1.     Tightness or spasticity in the back between the bottom of the shoulder blades and the lower back even after localized therapy.
2.     Chronic lower back pain (not diagnostically confirmed in itself)
3.     Repetitive or chronic sacroiliac locking.
4.     Nagging shoulder and hip pain that does not improve with localized treatments to painful area.
5.     Inability to expand the ribcage with diaphragm breathing.
6.     Decreased thoracic (mid spine) motion.
7.     Altered gait pattern with poor arm and leg swing.
8.     Base of the skull type headaches or plantar fascial pain due to the fascial attachments referenced in Thomas Meyers’ Anatomy Trains.
9.     Spasms or weakness of the quadratus lumborum muscle(below the obliques, attaching the pelvis to the last rib).

Now, what can be done?
In previous articles, I have addressed the successful protocols that we utilize to treat adhesions and fascial dysfunction, but, I will briefly address them here for clarity purposes.
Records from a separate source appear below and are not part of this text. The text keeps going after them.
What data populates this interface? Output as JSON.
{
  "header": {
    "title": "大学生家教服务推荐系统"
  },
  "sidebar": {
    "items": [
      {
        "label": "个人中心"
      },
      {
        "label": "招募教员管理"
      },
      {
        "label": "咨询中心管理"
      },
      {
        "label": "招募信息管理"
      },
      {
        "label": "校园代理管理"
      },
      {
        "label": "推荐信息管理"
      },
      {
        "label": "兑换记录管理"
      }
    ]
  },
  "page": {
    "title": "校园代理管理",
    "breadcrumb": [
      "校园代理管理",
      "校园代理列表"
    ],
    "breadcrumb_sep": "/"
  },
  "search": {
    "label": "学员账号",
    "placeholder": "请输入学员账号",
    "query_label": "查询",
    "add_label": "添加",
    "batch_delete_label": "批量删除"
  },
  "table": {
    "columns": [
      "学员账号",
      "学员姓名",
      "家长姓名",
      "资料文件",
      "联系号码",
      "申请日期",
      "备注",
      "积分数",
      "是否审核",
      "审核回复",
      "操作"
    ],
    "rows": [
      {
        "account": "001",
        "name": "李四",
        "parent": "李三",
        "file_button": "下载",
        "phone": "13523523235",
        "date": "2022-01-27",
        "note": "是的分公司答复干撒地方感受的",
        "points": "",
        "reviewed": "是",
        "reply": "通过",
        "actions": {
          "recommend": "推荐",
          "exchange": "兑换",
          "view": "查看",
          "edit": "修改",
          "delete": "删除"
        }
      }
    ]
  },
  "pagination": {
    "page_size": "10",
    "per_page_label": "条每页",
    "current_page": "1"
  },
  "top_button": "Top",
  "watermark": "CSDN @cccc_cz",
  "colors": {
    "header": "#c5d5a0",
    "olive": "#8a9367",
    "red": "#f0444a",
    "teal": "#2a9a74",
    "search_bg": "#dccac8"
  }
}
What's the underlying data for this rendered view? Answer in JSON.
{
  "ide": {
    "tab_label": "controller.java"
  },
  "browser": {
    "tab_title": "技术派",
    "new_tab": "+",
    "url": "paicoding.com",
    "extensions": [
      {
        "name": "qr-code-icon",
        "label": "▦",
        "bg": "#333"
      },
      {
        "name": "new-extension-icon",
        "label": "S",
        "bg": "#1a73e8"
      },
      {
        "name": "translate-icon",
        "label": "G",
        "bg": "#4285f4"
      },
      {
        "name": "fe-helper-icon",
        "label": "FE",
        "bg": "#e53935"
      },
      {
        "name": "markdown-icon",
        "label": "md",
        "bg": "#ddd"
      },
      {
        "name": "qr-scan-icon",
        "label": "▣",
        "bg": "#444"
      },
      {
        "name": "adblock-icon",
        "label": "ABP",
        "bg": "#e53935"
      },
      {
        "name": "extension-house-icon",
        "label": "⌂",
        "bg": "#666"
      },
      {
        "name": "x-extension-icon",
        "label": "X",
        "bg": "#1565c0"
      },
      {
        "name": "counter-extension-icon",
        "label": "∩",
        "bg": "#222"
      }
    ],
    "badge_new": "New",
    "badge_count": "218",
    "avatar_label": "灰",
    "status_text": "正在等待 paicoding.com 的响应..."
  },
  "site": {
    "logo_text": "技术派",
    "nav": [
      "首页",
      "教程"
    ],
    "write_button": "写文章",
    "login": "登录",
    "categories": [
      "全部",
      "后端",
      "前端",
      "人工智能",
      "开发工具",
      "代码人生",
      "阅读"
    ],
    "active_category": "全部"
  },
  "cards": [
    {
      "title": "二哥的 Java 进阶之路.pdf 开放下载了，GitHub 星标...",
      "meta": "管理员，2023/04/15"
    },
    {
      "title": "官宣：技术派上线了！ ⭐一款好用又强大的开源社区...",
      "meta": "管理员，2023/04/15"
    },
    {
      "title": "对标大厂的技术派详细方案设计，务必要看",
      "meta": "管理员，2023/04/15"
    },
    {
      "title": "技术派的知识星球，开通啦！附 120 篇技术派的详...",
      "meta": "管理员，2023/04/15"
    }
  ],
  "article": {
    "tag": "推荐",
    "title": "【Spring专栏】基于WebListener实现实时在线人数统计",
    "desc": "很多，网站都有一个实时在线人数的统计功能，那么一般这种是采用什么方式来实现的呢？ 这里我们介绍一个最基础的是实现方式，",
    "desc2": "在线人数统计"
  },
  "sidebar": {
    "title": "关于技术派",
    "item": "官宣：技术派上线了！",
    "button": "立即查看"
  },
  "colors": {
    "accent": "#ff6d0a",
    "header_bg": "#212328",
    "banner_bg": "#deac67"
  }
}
1.     Evaluate for muscle motor inhibition (locate what is not working).
2.     Find any restrictions due to adhesion build-up.
3.     Break down adhesions via therapies such as cold laser,Active Release or Graston protocols.
4.     Activate (wake up) muscles that are inhibited via electrotherapy techniques.
5.     Adjust the spine (or other involved joints) that are dysfunctional.
 
It has been a pleasure and an honor to be able to care for you and your family and friends over the past year that have entrusted me with the challenges of pain management, as well as functional improvement. Daily, I seek the wisdom and insight to meet those challenges in order to be the best in my field. May you each be able to enjoy a healthy, warm and enriched Christmas season that is blessed beyond your dreams! Also, be careful shoving that Christmas tree back up in the attic!